Deputados ligados à Arthur Lira confirmaram a DINHEIRO que já há negociações pelo comando da Caixa Econômica Federal, além de vagas em autarquias ligadas ao Ministério da Educação, Previdência Social e Desenvolvimento Regional.
Segundo dois parlamentares de legendas diferentes, os assuntos são debatidos em paralelo à aprovação das Reformas. De acordo com os deputados, o presidente Lula já sinalizou que entregará o banco “de porteira fechada” o que significa que o novo presidente teria autonomia para trocar os 12 diretores. Quem trabalha na busca por um nome para o comando do banco público seria o próprio Arthur Lira.
Com relação ao Desenvolvimento Regional, o plano do Centrão é receber assento em autarquias, empresas públicas e órgãos federais, já que haverá grande demanda envolvendo os recursos do Programa de Aceleração do Crescimento (PAC).
No comando do Desenvolvimento, hoje, está Waldez Góes que entrou no governo por meio da cota do PDT na aliança do segundo turno. O PDT também é o partido de Carlos Lupi, ministro da Previdência Social, que enfrenta turbulências em função de disparidades no cálculo da fila do INSS e tem sido alvo de críticas de parlamentares do Centrão.
Com tudo isso em jogo, Haddad precisa colocar em prática o pensamento que descreveu em seu livro O Terceiro Excluído: sem a dialética efetiva, qualquer humanidade vai regredir, mas é preciso ter clareza para não confundi-la com a falácia dialética – quando ela se esconde na falsa eficiência ou na condescendência passiva.
A conversa com empresários
Enquanto, em Brasília, o ministro Fernando Haddad enfrenta o paredão Legislativo, outro tema também tem colocado pressão na agenda do petista. A Associação Brasileira das Companhias Abertas (Abrasca) pediu a rejeição integral da Medida Provisória (MP) que altera a tributação sobre as grandes empresas que recebem benefícios fiscais dos Estados.
O movimento já era esperado pela equipe econômica, já que a alteração acerta em cheio questões como:
* lucros e dividendos,
* fundos isentos de imposto de renda,
* fim do Juro Sob Capital Próprio (JCP).
Com tudo isso, mais a decisão pró governo dos julgamentos empatados no Carf, o governo fala em uma arrecadação extra de R$ 37 bilhões, o que daria ao ministro da Fazenda condições de honrar os planos de reduzir o déficit das contas públicas significativamente já em 2024.
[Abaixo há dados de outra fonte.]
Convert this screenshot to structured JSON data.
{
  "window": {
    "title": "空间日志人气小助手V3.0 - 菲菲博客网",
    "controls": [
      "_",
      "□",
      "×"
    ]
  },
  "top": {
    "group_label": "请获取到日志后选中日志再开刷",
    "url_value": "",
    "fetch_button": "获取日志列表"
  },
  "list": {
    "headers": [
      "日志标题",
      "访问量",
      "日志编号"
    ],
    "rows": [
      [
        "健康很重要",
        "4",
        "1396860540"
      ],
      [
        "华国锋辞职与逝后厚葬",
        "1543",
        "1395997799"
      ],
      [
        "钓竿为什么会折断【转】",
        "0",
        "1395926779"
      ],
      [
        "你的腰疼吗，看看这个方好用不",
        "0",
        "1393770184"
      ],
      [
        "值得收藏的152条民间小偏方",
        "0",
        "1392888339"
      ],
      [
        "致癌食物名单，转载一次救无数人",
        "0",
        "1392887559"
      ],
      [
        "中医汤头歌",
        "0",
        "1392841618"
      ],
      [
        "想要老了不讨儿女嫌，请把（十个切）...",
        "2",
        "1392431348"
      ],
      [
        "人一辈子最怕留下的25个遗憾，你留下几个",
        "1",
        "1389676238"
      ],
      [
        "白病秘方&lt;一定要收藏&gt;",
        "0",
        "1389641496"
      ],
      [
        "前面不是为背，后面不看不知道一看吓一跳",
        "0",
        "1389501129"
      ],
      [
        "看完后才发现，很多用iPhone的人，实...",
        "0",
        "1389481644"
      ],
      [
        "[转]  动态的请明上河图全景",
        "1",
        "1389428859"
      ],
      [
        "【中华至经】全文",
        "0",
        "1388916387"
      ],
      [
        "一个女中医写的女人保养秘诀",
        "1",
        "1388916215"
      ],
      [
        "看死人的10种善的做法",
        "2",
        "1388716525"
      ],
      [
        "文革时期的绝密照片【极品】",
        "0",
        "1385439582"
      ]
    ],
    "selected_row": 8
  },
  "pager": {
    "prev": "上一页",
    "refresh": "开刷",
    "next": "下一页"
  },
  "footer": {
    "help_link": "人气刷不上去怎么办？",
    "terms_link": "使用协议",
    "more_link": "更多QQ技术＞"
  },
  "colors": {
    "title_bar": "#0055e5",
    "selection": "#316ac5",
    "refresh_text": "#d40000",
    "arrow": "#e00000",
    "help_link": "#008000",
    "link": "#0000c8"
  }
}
O argumento dos empresários de capital aberto é que Executivo desrespeitou decisões do Legislativo e do Judiciário com o objetivo de aumentar a carga tributária, o que representa uma “grave violação à segurança jurídica”.
Apesar de começar seu manifesto em tom apocalíptico, a entidade diz está aberta a negociar, já que outro revés, este vindo do STJ, determinou o pagamento integral dos CSLL e PIS/Cofins de isenções que não visassem investimento (até então o entendimento era que benefícios poderiam ser usados para o custeio da empresa) poderia ser flexibilizado com aplicação dos prazos para devolução dos impostos.
Um assunto que Fernando Haddad, que viaja sábado (16) para os Estados Unidos em uma tour para atração de investimento estrangeiro no mercado de capitais, já disse que irá tratar pessoalmente em seu retorno.